Functionality to process .parquet files containing raw nodes (publication IDs and labels), edges (cited and citing publication IDs), and embeddings (publication IDs and text embeddings) is contained within process.py. The edges represent distinct sub-graphs corresponding to each post-publication timedelta. preprocess.py includes functionality to filter nodes and edges such that only those source nodes (and associated data) remain which have text embeddings and are cited at least once within the given timedelta by publications which also have text embeddings. Train/test/val splits are provided to the PyG datasets as node masks to the source nodes. There is also an option to resample the training dataset (over- or undersampling). It is advisable to process the data as part of PyG's InMemoryDataset, which will save the tensors to your local memory. This will likely take up several GB of memory, but greatly speed up model training. A TranslationInMemoryDataset can be found in pyg_datasets.py,which can be used to save various translation datasets to memory.

Note that a custom transform CitationCount can be specified when creating the PyG dataset. This will add normalised citation counts to the node features.

Lightning DataModule

You can find more about Lightning DataModules here. There is a datamodule for translation classification called TranslationLitData, which can be found in lit_datamodule.py. This can be used in conjunction with a Lightning Trainer.

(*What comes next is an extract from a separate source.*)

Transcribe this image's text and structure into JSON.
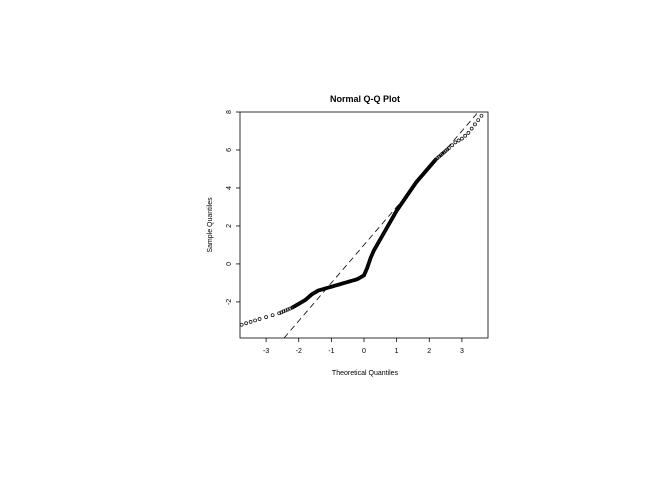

Graph data can be loaded as a full-batch dataset or with a PyG NeighborLoader (if initialised with num_neighbors).

Input Data

The input data is expected to be in the following format:

Nodes: Parquet file in the following format:

publication_id: string
year: int
label: bool

Where publication_id is the unique identifier for each publication, year is the year of publication, and label indicates whether the publication node translated (True) or not (False).

Edges: Individual parquet files for each year containing edges (citing and cited publication IDs) in the following format:

cited_publication_id: string
cited_year: int
citing_publication_id: string
citing_year: int

Embeddings: Parquet file in the following format:

publication_id: string
embeddings: list of float

Where publication_id is the unique identifier for each publication and embeddings is a list of floats representing the SCIBERT text embeddings for that publication.

Metadata: Parquet file in the following format:

publication_id: string
citation_count: int
ct_linked: bool
... (other metadata fields)

Where publication_id is the unique identifier for each publication and citation_count is the number of citations for that publication in the time-delta.